Rotary Club of Schaumburg-Hoffman Estates marks 50 years of service
Members of the Rotary Club of Schaumburg-Hoffman Estates work year-round on community projects, but on Oct. 17, they rested.
More than 160 members and their guests gathered at Chandler's Chophouse in Schaumburg to kick off the club's 50th anniversary year. It was billed as a birthday bash and included watching a video -- set to iconic music from 1969 -- with photos from many of their projects over the decades.
More than reminiscing over photos, club members celebrated just how much money they have raised since their inception: more than $5 million for local community efforts.
"Clearly, the work we have done enhances our sense of community," says Pat Groenewold of Hoffman Estates, club president. "But collaboration is key. We don't just give money, we get involved."
Consider some of the club's ongoing projects:
• Empowering and healing abused children and preventing violence against children by working with the Children's Advocacy Center in Schaumburg.
• Breaking the cycle of domestic violence by working with WINGS in Palatine.
• Building a lifetime of learning for children born in high-risk environments by working with Children's Home and Aid Society.
•Providing recreational opportunities for children with disabilities by working with Northwest Special Recreation Association in Rolling Meadows.
• Supporting children and adults with Down syndrome through their support of GiGi's Playhouse in Hoffman Estates.
• Feeding hungry students to foster a quest for learning through partnerships with Schaumburg Township Elementary District 54.
• Providing nutritious meals and fellowship to seniors through work with Schaumburg Township.
• Funding scholarships to underemployed and unemployed adults through scholarships to Harper College in Palatine.
Currently, members are working with community partners to enhance a healing butterfly garden at the Children's Advocacy Center while, last month, club members presented checks to administrators with Schaumburg and Hoffman Estates high schools for their "Blessings in a Backpack" program. It supports students and families with nutritional food for the weekends.
At the anniversary party, club members reflected on their roots, back to the pivotal year of 1969 when Dr.
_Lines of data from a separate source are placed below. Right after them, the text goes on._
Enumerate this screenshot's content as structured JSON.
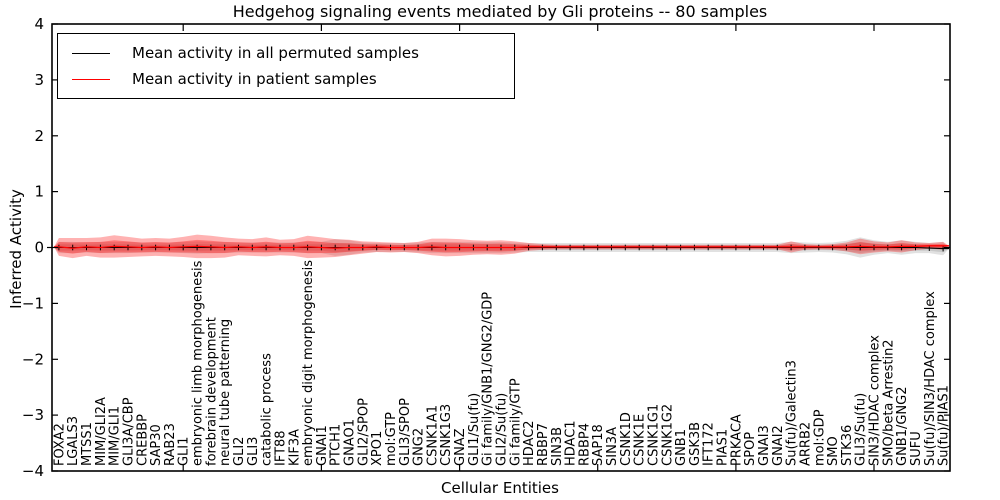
{
  "chart_data": {
    "type": "line",
    "title": "Hedgehog signaling events mediated by Gli proteins -- 80 samples",
    "xlabel": "Cellular Entities",
    "ylabel": "Inferred Activity",
    "ylim": [
      -4,
      4
    ],
    "yticks": [
      "4",
      "3",
      "2",
      "1",
      "0",
      "−1",
      "−2",
      "−3",
      "−4"
    ],
    "ytick_values": [
      4,
      3,
      2,
      1,
      0,
      -1,
      -2,
      -3,
      -4
    ],
    "xticks_major": [
      10,
      20,
      30,
      40,
      50,
      60
    ],
    "grid": false,
    "legend_position": "upper left",
    "legend": [
      {
        "label": "Mean activity in all permuted samples",
        "color": "#000000"
      },
      {
        "label": "Mean activity in patient samples",
        "color": "#ff0000"
      }
    ],
    "colors": {
      "permuted_line": "#000000",
      "permuted_band": "#888888",
      "patient_line": "#ff0000",
      "patient_band": "#ff0000",
      "frame": "#000000"
    },
    "categories": [
      "FOXA2",
      "LGALS3",
      "MTSS1",
      "MIM/GLI2A",
      "MIM/GLI1",
      "GLI3A/CBP",
      "CREBBP",
      "SAP30",
      "RAB23",
      "GLI1",
      "embryonic limb morphogenesis",
      "forebrain development",
      "neural tube patterning",
      "GLI2",
      "GLI3",
      "catabolic process",
      "IFT88",
      "KIF3A",
      "embryonic digit morphogenesis",
      "GNAI1",
      "PTCH1",
      "GNAO1",
      "GLI2/SPOP",
      "XPO1",
      "mol:GTP",
      "GLI3/SPOP",
      "GNG2",
      "CSNK1A1",
      "CSNK1G3",
      "GNAZ",
      "GLI1/Su(fu)",
      "Gi family/GNB1/GNG2/GDP",
      "GLI2/Su(fu)",
      "Gi family/GTP",
      "HDAC2",
      "RBBP7",
      "SIN3B",
      "HDAC1",
      "RBBP4",
      "SAP18",
      "SIN3A",
      "CSNK1D",
      "CSNK1E",
      "CSNK1G1",
      "CSNK1G2",
      "GNB1",
      "GSK3B",
      "IFT172",
      "PIAS1",
      "PRKACA",
      "SPOP",
      "GNAI3",
      "GNAI2",
      "Su(fu)/Galectin3",
      "ARRB2",
      "mol:GDP",
      "SMO",
      "STK36",
      "GLI3/Su(fu)",
      "SIN3/HDAC complex",
      "SMO/beta Arrestin2",
      "GNB1/GNG2",
      "SUFU",
      "Su(fu)/SIN3/HDAC complex",
      "Su(fu)/PIAS1"
    ],
    "series": [
      {
        "name": "Mean activity in all permuted samples",
        "mean": [
          0,
          0,
          0,
          0,
          0,
          0,
          0,
          0,
          0,
          0,
          0,
          0,
          0,
          0,
          0,
          0,
          0,
          0,
          0,
          0,
          0,
          0,
          0,
          0,
          0,
          0,
          0,
          0,
          0,
          0,
          0,
          0,
          0,
          0,
          0,
          0,
          0,
          0,
          0,
          0,
          0,
          0,
          0,
          0,
          0,
          0,
          0,
          0,
          0,
          0,
          0,
          0,
          0,
          0,
          0,
          0,
          0,
          0,
          0,
          0,
          0,
          0,
          0,
          -0.01,
          -0.02
        ],
        "sd": [
          0.1,
          0.1,
          0.09,
          0.1,
          0.1,
          0.1,
          0.09,
          0.09,
          0.09,
          0.1,
          0.11,
          0.1,
          0.1,
          0.09,
          0.09,
          0.09,
          0.09,
          0.09,
          0.1,
          0.1,
          0.15,
          0.13,
          0.09,
          0.08,
          0.08,
          0.08,
          0.09,
          0.1,
          0.1,
          0.1,
          0.1,
          0.1,
          0.1,
          0.09,
          0.08,
          0.08,
          0.08,
          0.08,
          0.08,
          0.08,
          0.08,
          0.08,
          0.08,
          0.08,
          0.08,
          0.08,
          0.08,
          0.08,
          0.08,
          0.08,
          0.08,
          0.08,
          0.08,
          0.1,
          0.09,
          0.08,
          0.09,
          0.12,
          0.18,
          0.13,
          0.1,
          0.13,
          0.1,
          0.09,
          0.12
        ]
      },
      {
        "name": "Mean activity in patient samples",
        "mean": [
          0.01,
          -0.01,
          0.01,
          0.0,
          0.02,
          0.01,
          0.0,
          0.01,
          0.0,
          0.01,
          0.02,
          0.01,
          0.0,
          0.01,
          0.0,
          0.01,
          0.0,
          0.0,
          0.01,
          0.0,
          -0.01,
          0.0,
          0.0,
          0.01,
          0.0,
          0.0,
          0.0,
          0.01,
          0.0,
          0.0,
          0.0,
          0.0,
          0.0,
          0.0,
          0.01,
          0.01,
          0.01,
          0.01,
          0.01,
          0.01,
          0.01,
          0.01,
          0.01,
          0.01,
          0.01,
          0.01,
          0.01,
          0.01,
          0.01,
          0.01,
          0.01,
          0.01,
          0.01,
          0.01,
          0.01,
          0.01,
          0.01,
          0.01,
          0.02,
          0.01,
          0.01,
          0.02,
          0.02,
          0.03,
          0.03
        ],
        "sd": [
          0.16,
          0.18,
          0.16,
          0.18,
          0.2,
          0.18,
          0.16,
          0.16,
          0.16,
          0.18,
          0.21,
          0.2,
          0.18,
          0.15,
          0.15,
          0.17,
          0.14,
          0.15,
          0.2,
          0.18,
          0.16,
          0.14,
          0.11,
          0.09,
          0.09,
          0.08,
          0.1,
          0.15,
          0.16,
          0.15,
          0.13,
          0.12,
          0.13,
          0.11,
          0.07,
          0.05,
          0.04,
          0.04,
          0.04,
          0.04,
          0.04,
          0.04,
          0.04,
          0.04,
          0.04,
          0.04,
          0.04,
          0.04,
          0.04,
          0.04,
          0.04,
          0.04,
          0.04,
          0.1,
          0.05,
          0.04,
          0.05,
          0.08,
          0.14,
          0.1,
          0.08,
          0.11,
          0.07,
          0.05,
          0.07
        ]
      }
    ],
    "n_samples_note": "80 samples"
  }
}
Howard Baker formed the Rotary Club of Schaumburg as a way for area businesses to give back to the community. There were 35 charter members its first year.
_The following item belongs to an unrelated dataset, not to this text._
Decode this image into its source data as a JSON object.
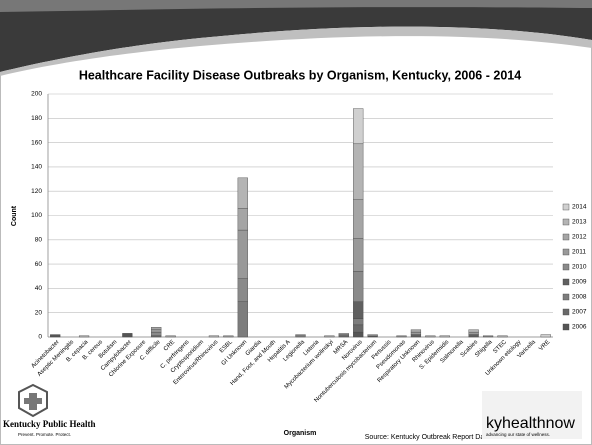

In 1991, the club would rename itself to reflect its Hoffman Estates business leaders, and they also would go on to charter two more Rotary Clubs: the Schaumburg Morning Club and the Rotary Club of Bloomingdale-Roselle.
Groenewold is relatively new to the Schaumburg-Hoffman Estates club. She joined after moving to the area and retiring from her work with nonprofit management. However, she brought her background from serving more than 25 years with another Rotary Club, as well as working on the staff of Rotary International, which is based in Evanston.
After collaborating with members of the Schaumburg-Hoffman Estates club, she says their nickname for themselves, "the Friendly Club," is true.
"I can honestly say that this is one of the most engaging -- as well as engaged clubs -- I've seen," Groenewold says. "Building community is one of the real foundations of Rotary. That and, of course, service over self.
"Both are alive and well in Schaumburg-Hoffman Estates," she adds. "It's not a meeting that you have to go to, it's a meeting you want to go to."